Capabilities-Force Structure, Leadership-Integrity, Reform
Chuck Spinney

A central critique in my book, Defense Facts of Life: the Plans/Reality Mismatch (Westview,1985), what the trend toward increasing technical complexity in the Pentagon's weapons and organizational arrangements caused all sorts of self destructive pathologiess — which I described in considerable detail and in subsequent studies.

I defined “complexity” as a quality of the “whole” that relates the number, arrangements, and coordination of its “parts” to one's ability to comprehend the “whole.”  It follows logically that increasing complexity runs up the number, multiplies the arrangements, and makes more intricate the coordination of the “parts,” and in so doing, makes it more difficult for one to understand the “whole.” Complexity is therefore, by definition, always a subjective quality that describes a tenuous connection between the observer and the object of observation.  That is why, you should feel uneasy when some expert tells you something is complex, because he is really saying you will have difficulty understanding it, and by implication his greater knowledge puts him in a natural position of superiority upon which you should place your faith.   The natural consequence of that superiority makes complexity a dangerous quality, because it can be used to screw the minds of others.
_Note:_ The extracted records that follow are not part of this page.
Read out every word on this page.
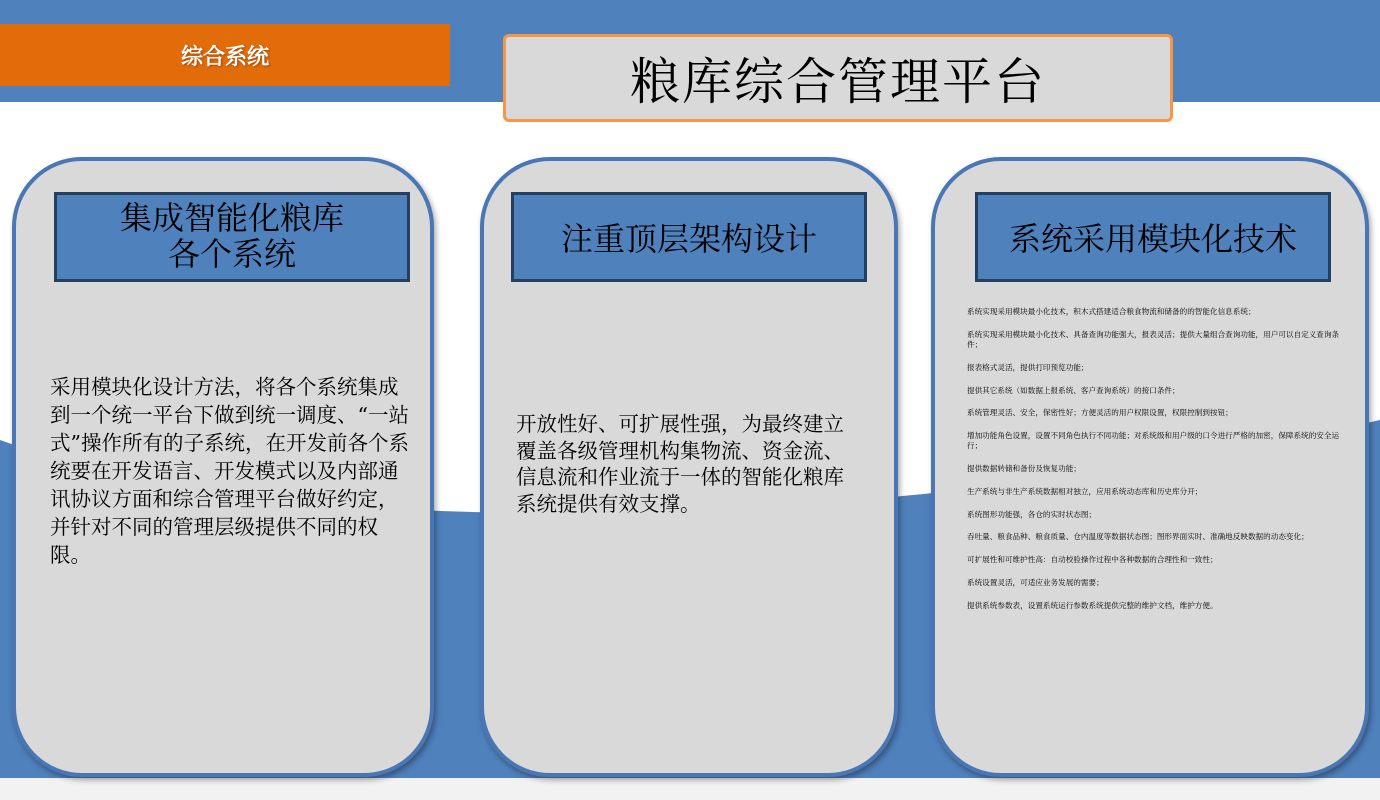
综合系统	粮库综合管理平台
集成智能化粮库
各个系统
采用模块化设计方法，将各个系统集成到一个统一平台下做到统一调度、“一站式”操作所有的子系统，在开发前各个系统要在开发语言、开发模式以及内部通讯协议方面和综合管理平台做好约定，并针对不同的管理层级提供不同的权限。
注重顶层架构设计
开放性好、可扩展性强，为最终建立覆盖各级管理机构集物流、资金流、信息流和作业流于一体的智能化粮库系统提供有效支撑。
系统采用模块化技术
系统实现采用模块最小化技术，积木式搭建适合粮食物流和储备的的智能化信息系统；
系统实现采用模块最小化技术、具备查询功能强大，报表灵活；提供大量组合查询功能，用户可以自定义查询条件；
报表格式灵活，提供打印预览功能；
提供其它系统（如数据上报系统、客户查询系统）的接口条件；
系统管理灵活、安全，保密性好；方便灵活的用户权限设置，权限控制到按钮；
增加功能角色设置，设置不同角色执行不同功能；对系统级和用户级的口令进行严格的加密，保障系统的安全运行；
提供数据转储和备份及恢复功能；
生产系统与非生产系统数据相对独立，应用系统动态库和历史库分开；
系统图形功能强，各仓的实时状态图；
吞吐量、粮食品种、粮食质量、仓内温度等数据状态图；图形界面实时、准确地反映数据的动态变化；
可扩展性和可维护性高：自动校验操作过程中各种数据的合理性和一致性；
系统设置灵活，可适应业务发展的需要；
提供系统参数表，设置系统运行参数系统提供完整的维护文档，维护方便。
Based on my long experience in the Pentagon, I became convinced that one reason — perhaps the main reason — why the internecine factions in the military – industrial – congressional complex (MICC) evolved a powerful bias to design and buy ever more complex (and costly) weapons and organizational arrangements that are so often ill designed for the realities of combat is that the increasing complexity makes oversight of MICC's activities more difficult.  That creates an opacity which in turn makes easier for the contending factions in the MICC  to pursue their own narrow agendas and enrich themselves with a variety of bait and switch strategies (collectively known as the front loading and political engineering power games), even when those pursuits undermine the welfare of those the MICC factions claim to protect and serve, like taxpayers and soldiers at the pointy end of the spear.